Over the years there have been many different types of transfer solution. I discovered the formula for in my opinion the best for of stencil solution I have ever used to find out that a few others have come to the same conclusion. So I guess it's no secret anymore. I call it Eew-goo. It's made by taking original speed stick deodorant and putting it in a glass container such as a cup. Then place it in a clean microwave to melt it. This should only take about 30 seconds, and be careful. This stuff will be the temperature of the sun. Then pour the melted sped stick into a small pump spray container filling up 1/3 of the container. Next pour in concentrated green soap filling another 1/3 of the container, and then rubbing alcohol in the rest. Apply the top and shake well.

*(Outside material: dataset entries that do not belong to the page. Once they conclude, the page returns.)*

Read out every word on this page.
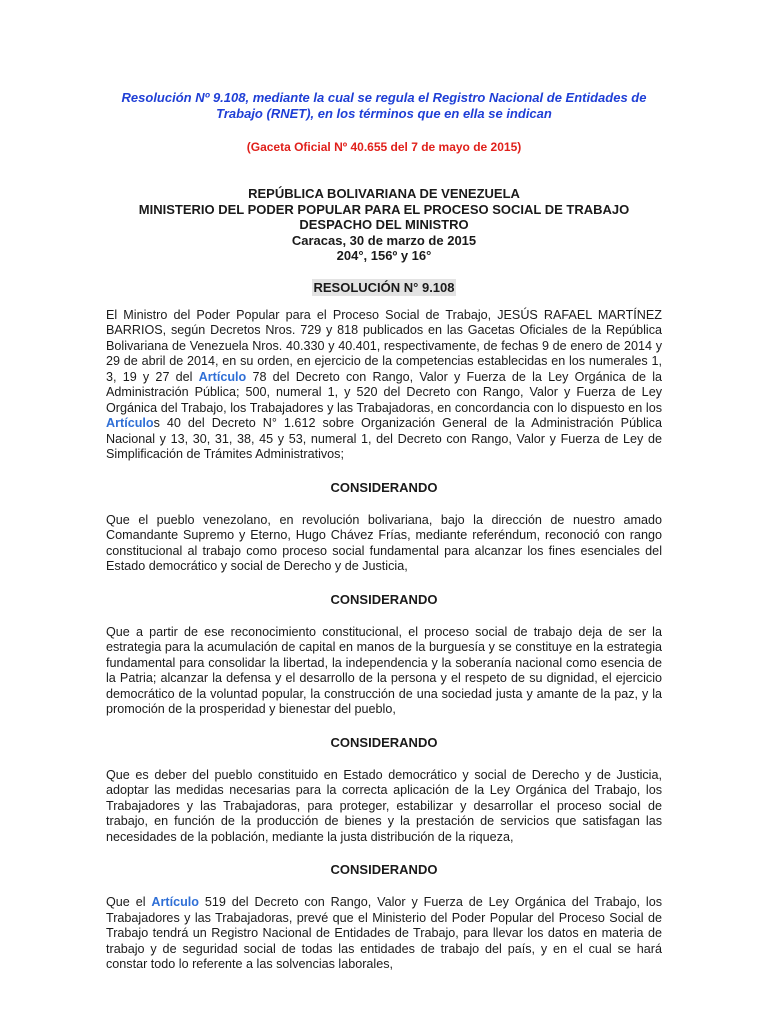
Resolución Nº 9.108, mediante la cual se regula el Registro Nacional de Entidades de Trabajo (RNET), en los términos que en ella se indican

(Gaceta Oficial Nº 40.655 del 7 de mayo de 2015)

REPÚBLICA BOLIVARIANA DE VENEZUELA
MINISTERIO DEL PODER POPULAR PARA EL PROCESO SOCIAL DE TRABAJO
DESPACHO DEL MINISTRO
Caracas, 30 de marzo de 2015
204°, 156º y 16°
RESOLUCIÓN N° 9.108

El Ministro del Poder Popular para el Proceso Social de Trabajo, JESÚS RAFAEL MARTÍNEZ BARRIOS, según Decretos Nros. 729 y 818 publicados en las Gacetas Oficiales de la República Bolivariana de Venezuela Nros. 40.330 y 40.401, respectivamente, de fechas 9 de enero de 2014 y 29 de abril de 2014, en su orden, en ejercicio de la competencias establecidas en los numerales 1, 3, 19 y 27 del Artículo 78 del Decreto con Rango, Valor y Fuerza de la Ley Orgánica de la Administración Pública; 500, numeral 1, y 520 del Decreto con Rango, Valor y Fuerza de Ley Orgánica del Trabajo, los Trabajadores y las Trabajadoras, en concordancia con lo dispuesto en los Artículos 40 del Decreto N° 1.612 sobre Organización General de la Administración Pública Nacional y 13, 30, 31, 38, 45 y 53, numeral 1, del Decreto con Rango, Valor y Fuerza de Ley de Simplificación de Trámites Administrativos;

CONSIDERANDO

Que el pueblo venezolano, en revolución bolivariana, bajo la dirección de nuestro amado Comandante Supremo y Eterno, Hugo Chávez Frías, mediante referéndum, reconoció con rango constitucional al trabajo como proceso social fundamental para alcanzar los fines esenciales del Estado democrático y social de Derecho y de Justicia,

CONSIDERANDO

Que a partir de ese reconocimiento constitucional, el proceso social de trabajo deja de ser la estrategia para la acumulación de capital en manos de la burguesía y se constituye en la estrategia fundamental para consolidar la libertad, la independencia y la soberanía nacional como esencia de la Patria; alcanzar la defensa y el desarrollo de la persona y el respeto de su dignidad, el ejercicio democrático de la voluntad popular, la construcción de una sociedad justa y amante de la paz, y la promoción de la prosperidad y bienestar del pueblo,

CONSIDERANDO

Que es deber del pueblo constituido en Estado democrático y social de Derecho y de Justicia, adoptar las medidas necesarias para la correcta aplicación de la Ley Orgánica del Trabajo, los Trabajadores y las Trabajadoras, para proteger, estabilizar y desarrollar el proceso social de trabajo, en función de la producción de bienes y la prestación de servicios que satisfagan las necesidades de la población, mediante la justa distribución de la riqueza,

CONSIDERANDO

Que el Artículo 519 del Decreto con Rango, Valor y Fuerza de Ley Orgánica del Trabajo, los Trabajadores y las Trabajadoras, prevé que el Ministerio del Poder Popular del Proceso Social de Trabajo tendrá un Registro Nacional de Entidades de Trabajo, para llevar los datos en materia de trabajo y de seguridad social de todas las entidades de trabajo del país, y en el cual se hará constar todo lo referente a las solvencias laborales,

The speed stick will hold the stencil on the skin, the green soap makes it anti bacterial and the rubbing alcohol keeps it from turning back to a solid. If your mixture turns back to a solid, or to a thick sludge then you need more alcohol. This stuff is crazy. It keeps the pattern on more than any other chemical, you can wipe as much as you like and even use water to clean the design off during the tattoo before the outline is completed. It also is fast drying. Once a pattern is applied to the skin, if its not straight, you'll have to spray it back down to remove the stencil. Alcohol, green soap, water, nothing but the chemical it's self will remove it once on the skin. If the stencil is still on the skin after the tattoo is done, then you are using a little too much speed stick and it's holding a little too well. I have placed a pattern on my skin to see how long it would stay, without tattooing, just using it as a temporary tattoo, it has stayed for more than seven days clear enough for me to tattoo the pattern. Make sure to use a spray bottle so there in less chance for cross contamination.